За весь день мастер был, пожалуй, самым неприятным посетителем. Феликс поднялся из-за стола и подошел к окну. На улице начиналась обычная вечерняя жизнь: устанавливали звучатель. Окно кабинета выходило на площадь, где сейчас вместе со звучателем устраивали помост для президента. У Феликса крутился в голове не законченный им мотивчик, и с каким-то тихим отчаянием он думал: “Наступит ли этому когда-нибудь конец или нет?”. Больше всего на свете он любил это время, когда еще почти светло и совершенно не ясно, что будет, когда стемнеет, когда все дневные дела завершены и можно предаться приятному ничегонеделанию, помечтать о предстоящем…
— Значит, так… — перебил мысли Феликса мастер. — Я едва не опоздал в цех, когда они его привели. Задал работу, как вы просили, подключил сторожа… — И мастер пересказал Феликсу весь день, проведенный с Лукой по его поручению. Весь день, не подозревая того, Лука находился под пристальным наблюдением добровольца, что исключало неожиданности. Но когда мастер перешел к описанию трагических событий на площади, Феликс насторожился: правда, была надежда, что Лука с мастером могли оказаться в них не втянутыми, а просто болтаться поблизости, но вскоре Феликс услышал: поведение Луки вышло из-под контроля! Не понимая, зачем Луке понадобилось привлекать к себе внимание, он прервал рассказ мастера:
— Этого достаточно.
— Можно идти? — спросил тот.
— Идите, — все так же глядя в окно, разрешил Феликс.
— А пропуск?
— Ах, да!.. — следователь с неохотой повернулся. Его рука механически потянулась к столу, к лежащей в его пустом верхнем ящике пачке пустых бланков. И замерла. — Да ну вас к дьяволу! — сказал Феликс. — Идите так!
— А с ним что будет? С этим Лукой?
— Что будет с Лукой? — переспросил Феликс и, по-прежнему избегая взгляда мастера, вновь отвернулся к окну. Теперь, после такого обширного инцидента, Лука, вероятнее всего, попадет к другому следователю, и тогда всплывет уже не зачинщик убийства на площади, нет, всплывет уже он, Феликс. Именно он не сумел взять с нарушителя подписку, отпустил, чем и вызвал весь этот кавардак. Феликс очень живо представил себе насмешливые глаза Пата, пересылку… С бесконечной тоской разглядывая площадь, он отметил, что помост для президента уже установили, уже начали стекаться к нему первые любопытные из числа тех, кто ничего не смог себе придумать на вечер, кроме этого помоста, на котором вскоре будет петь и кривляться новый президент района.
— Где он сейчас?
— Дома, — с готовностью ответил мастер.
— Откуда знаешь?
— Я проследил.
Отлично. Значит, он дома. Теперь лишь бы успеть подсунуть ему дичь покрупнее!.. Феликс мрачно улыбнулся и резко отвернулся от окна. Вот тут-то и упал с подоконника и разбился этот самый дурацкий горшок с этой самой дурацкой сиреневой плесенью, и его-то теперь, после ухода мастера, разглядывал следователь в своем кабинете.

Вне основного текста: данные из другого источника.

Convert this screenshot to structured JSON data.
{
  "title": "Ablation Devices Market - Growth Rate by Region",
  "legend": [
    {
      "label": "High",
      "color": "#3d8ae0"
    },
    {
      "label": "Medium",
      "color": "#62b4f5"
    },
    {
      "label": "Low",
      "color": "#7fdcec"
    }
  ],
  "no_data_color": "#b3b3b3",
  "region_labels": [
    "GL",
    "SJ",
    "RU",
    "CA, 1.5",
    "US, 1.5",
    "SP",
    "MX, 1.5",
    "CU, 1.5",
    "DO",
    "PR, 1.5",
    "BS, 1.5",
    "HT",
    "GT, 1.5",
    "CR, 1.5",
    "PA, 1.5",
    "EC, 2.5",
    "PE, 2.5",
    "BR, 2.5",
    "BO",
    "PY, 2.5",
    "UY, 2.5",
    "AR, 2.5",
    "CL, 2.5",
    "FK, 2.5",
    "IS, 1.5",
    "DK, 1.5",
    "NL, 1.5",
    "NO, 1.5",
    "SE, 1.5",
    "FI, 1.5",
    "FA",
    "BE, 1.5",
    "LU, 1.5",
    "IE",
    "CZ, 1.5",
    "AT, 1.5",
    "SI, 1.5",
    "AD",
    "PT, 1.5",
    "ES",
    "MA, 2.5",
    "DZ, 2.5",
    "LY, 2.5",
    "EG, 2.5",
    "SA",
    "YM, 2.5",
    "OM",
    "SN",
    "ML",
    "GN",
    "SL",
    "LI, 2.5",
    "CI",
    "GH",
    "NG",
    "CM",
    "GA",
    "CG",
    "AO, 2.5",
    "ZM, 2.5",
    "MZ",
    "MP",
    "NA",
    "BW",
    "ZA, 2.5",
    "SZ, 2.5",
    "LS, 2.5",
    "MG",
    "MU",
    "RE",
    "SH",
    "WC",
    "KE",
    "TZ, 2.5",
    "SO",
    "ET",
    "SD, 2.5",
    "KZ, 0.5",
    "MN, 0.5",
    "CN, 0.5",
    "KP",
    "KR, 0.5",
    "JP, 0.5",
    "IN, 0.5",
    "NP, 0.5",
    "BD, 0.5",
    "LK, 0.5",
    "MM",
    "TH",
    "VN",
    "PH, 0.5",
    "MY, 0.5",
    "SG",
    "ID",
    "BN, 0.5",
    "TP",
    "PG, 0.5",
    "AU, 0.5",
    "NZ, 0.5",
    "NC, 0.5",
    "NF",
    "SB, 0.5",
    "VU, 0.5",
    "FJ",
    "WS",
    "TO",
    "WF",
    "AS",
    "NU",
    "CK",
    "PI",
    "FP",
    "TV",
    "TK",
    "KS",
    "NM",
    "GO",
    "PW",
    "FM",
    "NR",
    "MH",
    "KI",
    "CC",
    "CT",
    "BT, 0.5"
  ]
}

Они любили друг друга, как молодые или как новобрачные. Силы, необходимые для такой любви, оба черпали из своего одиночества, неожиданно поладив — оба оказались одного поколения и почти одного возраста: женщину выдали непластифицированные ладони. Когда утихли первые порывы сближения, она спохватилась, вытащила и выбросила пластиковую трубку, и та прилипла к стене комнаты и теперь свешивалась, как перегоревшая лампочка. Лука ничего этого не видел. Он обливался сладким любовным потом, задыхаясь и шаря руками по полу, и ладони его рук не находили прохлады. Казалось Луке, что висел он в узком пространстве между сблизившимися потолком и полом, и этот полет длился вечно, всегда. Девки, которыми он обычно обходился, так любить не умели. В их опустошенные сердца проваливалось все, даже страсть. Поэтому любили не они, любил механизм, техника, запущенная однажды машина любви. Машина любить не умеет, она может только мять, крушить, терзать и губить, поэтому Лука никогда не удовлетворялся такой любовью, не понимал ее, не чувствовал, что именно его любят, а другого, возможно, никогда уже так любить не будут! В короткие мгновения, когда он успевал о чем-то думать, он думал о том, почему теперь так презирают баб? За что их ненавидят? “Это же фон, — думал он. — Земля, по которой мы все ходим, на которой происходит и сверкает все: слава, пошлость, гений, тщеславие, доброта, удача…”
— Ты устал? — спросила Ника.
— Нет, — ответил Лука, дотрагиваясь до ее виска: под пальцами билась тонкая нервная жилка. — У тебя грудь, как у девушки.
— Это парафин, — грустно призналась Ника. — Инъекция.
— Не делай больше этого, — попросил Лука.
— Я больше не буду, — пообещала Ника и потерлась виском о его плечо. Потом погладила ему лицо. Лука замычал.
— Что? — приподнялась она на локте.
— Губа, — признался он.
— Дай я посмотрю! — она залезла языком ему под верхнюю губу.
— М-м-м!.. Не здесь, нижняя. Нижняя разбита!
— Очень больно?
— Да как тебе сказать… Пожалуй, что нет.
Губа действительно больше не болела. Ничего больше не болело. Лука успокоился.
— А что это у тебя под глазом? Будто сосудик лопнул!.. — Ника погладила пальцем ему под глазом.
— Ника!
— Что?
— Поцелуй меня в глаз!
— Говорят, это нехорошо. Говорят, после этого ссорятся.
— А мы с тобой не будем. Мы не будем ссориться. Я тебя прошу… Понимаешь, я все время вижу какие-то пальцы…
— Где? Какие именно пальцы?
— Как только закрою глаза.
— Где ты их видишь?
— Вот тут, — Лука помахал рукой перед лицом.
— Ты перестал за собой следить, старичок! — грустно сказала Ника и двумя пальцами ущемила его кожу на подбородке. — Почему ты небрит?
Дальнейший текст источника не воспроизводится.